Choose the Right Storage Engine for Kubeflow and ML Workloads

Kubeflow is one of the unique workloads designed for Kubernetes. This platform abstracts the underpinnings of Kubernetes by exposing a set of integrated functionalities for data scientists, developers, machine learning engineers, and operators. It’s also unique because of the prerequisites it has for running a robust, cloud native, and enterprise-ready machine learning platform.

Like any other mature applications designed for Kubernetes, Kubeflow heavily relies on the storage layer for achieving high availability and delivering expected performance.

There are many open source and commercially available storage engines for Kubernetes, which can be used with Kubeflow.

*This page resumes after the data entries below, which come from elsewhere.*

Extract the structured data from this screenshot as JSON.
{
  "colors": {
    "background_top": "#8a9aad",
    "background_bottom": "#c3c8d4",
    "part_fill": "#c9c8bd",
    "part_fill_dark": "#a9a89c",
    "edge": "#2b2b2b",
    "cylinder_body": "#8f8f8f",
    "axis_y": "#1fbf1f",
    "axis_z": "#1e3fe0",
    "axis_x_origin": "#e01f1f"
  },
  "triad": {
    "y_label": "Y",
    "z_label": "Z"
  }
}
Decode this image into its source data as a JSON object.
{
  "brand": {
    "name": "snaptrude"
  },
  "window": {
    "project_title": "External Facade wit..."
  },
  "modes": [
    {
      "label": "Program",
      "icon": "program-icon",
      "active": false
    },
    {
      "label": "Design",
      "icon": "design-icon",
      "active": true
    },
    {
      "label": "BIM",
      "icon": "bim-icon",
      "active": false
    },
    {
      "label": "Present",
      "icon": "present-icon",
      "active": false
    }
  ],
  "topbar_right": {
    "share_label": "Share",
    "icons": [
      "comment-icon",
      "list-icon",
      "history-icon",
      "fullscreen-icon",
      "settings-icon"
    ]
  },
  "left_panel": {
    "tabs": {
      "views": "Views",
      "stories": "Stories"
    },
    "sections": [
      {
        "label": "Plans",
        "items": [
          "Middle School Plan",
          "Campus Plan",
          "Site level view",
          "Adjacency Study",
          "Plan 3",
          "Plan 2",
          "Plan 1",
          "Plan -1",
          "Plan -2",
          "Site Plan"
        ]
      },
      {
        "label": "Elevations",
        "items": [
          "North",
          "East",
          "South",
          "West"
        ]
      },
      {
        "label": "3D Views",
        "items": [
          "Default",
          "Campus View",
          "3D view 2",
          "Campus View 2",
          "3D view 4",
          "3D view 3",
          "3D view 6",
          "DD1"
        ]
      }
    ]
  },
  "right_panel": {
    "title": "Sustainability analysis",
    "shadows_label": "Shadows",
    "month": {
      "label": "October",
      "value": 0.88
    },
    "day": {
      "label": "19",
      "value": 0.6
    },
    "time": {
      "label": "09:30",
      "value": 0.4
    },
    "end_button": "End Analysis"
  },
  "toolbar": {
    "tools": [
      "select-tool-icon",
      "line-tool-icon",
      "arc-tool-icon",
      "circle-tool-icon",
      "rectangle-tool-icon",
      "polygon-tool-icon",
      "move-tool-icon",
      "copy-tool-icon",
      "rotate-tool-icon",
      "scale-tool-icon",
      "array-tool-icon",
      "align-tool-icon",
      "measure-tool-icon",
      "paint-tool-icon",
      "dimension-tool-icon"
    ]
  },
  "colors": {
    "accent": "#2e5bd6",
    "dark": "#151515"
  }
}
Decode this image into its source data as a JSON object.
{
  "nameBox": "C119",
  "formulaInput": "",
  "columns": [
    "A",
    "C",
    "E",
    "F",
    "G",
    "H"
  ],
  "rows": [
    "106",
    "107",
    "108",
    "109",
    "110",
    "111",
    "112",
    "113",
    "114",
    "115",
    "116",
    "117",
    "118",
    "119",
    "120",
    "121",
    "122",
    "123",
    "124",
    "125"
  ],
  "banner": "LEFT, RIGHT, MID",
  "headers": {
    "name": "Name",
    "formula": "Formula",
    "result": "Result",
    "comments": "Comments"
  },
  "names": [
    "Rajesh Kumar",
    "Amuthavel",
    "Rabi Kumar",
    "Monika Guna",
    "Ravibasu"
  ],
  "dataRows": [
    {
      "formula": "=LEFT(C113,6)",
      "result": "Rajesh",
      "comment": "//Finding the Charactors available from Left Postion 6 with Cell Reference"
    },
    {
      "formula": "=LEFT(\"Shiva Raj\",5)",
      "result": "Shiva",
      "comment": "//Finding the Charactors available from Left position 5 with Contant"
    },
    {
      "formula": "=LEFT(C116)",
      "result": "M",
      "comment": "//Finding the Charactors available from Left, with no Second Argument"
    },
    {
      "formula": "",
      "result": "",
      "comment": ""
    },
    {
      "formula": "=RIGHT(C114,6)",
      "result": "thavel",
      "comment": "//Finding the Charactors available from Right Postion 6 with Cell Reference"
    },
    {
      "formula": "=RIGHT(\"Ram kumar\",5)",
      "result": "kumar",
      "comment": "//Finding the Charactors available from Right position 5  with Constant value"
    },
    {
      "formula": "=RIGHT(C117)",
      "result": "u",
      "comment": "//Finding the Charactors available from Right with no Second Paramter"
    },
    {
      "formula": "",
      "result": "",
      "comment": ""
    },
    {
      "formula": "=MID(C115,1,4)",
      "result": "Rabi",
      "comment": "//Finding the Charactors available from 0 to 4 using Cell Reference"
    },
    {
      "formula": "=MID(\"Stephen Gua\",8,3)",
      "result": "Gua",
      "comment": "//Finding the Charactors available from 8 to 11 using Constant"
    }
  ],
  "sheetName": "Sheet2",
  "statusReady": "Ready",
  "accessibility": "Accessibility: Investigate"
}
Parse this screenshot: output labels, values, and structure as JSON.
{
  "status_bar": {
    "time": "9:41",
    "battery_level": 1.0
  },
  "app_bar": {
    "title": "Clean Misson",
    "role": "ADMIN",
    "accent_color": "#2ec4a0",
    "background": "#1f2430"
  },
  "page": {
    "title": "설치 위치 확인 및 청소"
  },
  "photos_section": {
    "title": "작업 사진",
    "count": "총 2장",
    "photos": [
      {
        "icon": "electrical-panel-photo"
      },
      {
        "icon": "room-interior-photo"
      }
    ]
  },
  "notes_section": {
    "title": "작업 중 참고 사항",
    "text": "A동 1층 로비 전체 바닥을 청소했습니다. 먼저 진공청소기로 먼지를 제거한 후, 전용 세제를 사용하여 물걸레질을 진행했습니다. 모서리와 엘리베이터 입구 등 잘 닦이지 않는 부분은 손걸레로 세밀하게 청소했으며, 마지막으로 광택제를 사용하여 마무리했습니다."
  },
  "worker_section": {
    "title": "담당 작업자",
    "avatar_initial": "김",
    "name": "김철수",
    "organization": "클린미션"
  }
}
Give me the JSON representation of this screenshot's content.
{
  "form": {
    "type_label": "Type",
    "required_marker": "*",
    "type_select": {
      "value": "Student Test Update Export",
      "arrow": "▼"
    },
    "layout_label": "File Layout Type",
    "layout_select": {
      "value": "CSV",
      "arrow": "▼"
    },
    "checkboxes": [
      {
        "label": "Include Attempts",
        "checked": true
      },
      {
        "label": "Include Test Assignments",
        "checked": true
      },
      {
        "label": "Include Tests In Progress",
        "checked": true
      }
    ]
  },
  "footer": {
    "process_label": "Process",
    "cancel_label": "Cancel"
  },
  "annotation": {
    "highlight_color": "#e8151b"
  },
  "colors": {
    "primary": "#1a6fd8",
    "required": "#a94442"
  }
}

From Ceph/Rook to Red Hat‘s GlusterFS to good old NFS, customers can choose from a variety of options. But, no single storage layer meets all the requirements of running the Kubeflow platform, and the diverse set of components such as Notebook Servers, Pipelines, and KFServing.

When you use Kubeflow, you are expected to meet the storage requirements of the platform and the ML jobs that you run through Jupyter Notebooks, Pipelines, Katib, and KFServing. It’s important to know that the Kubeflow platform and the ML jobs have distinct storage requirements.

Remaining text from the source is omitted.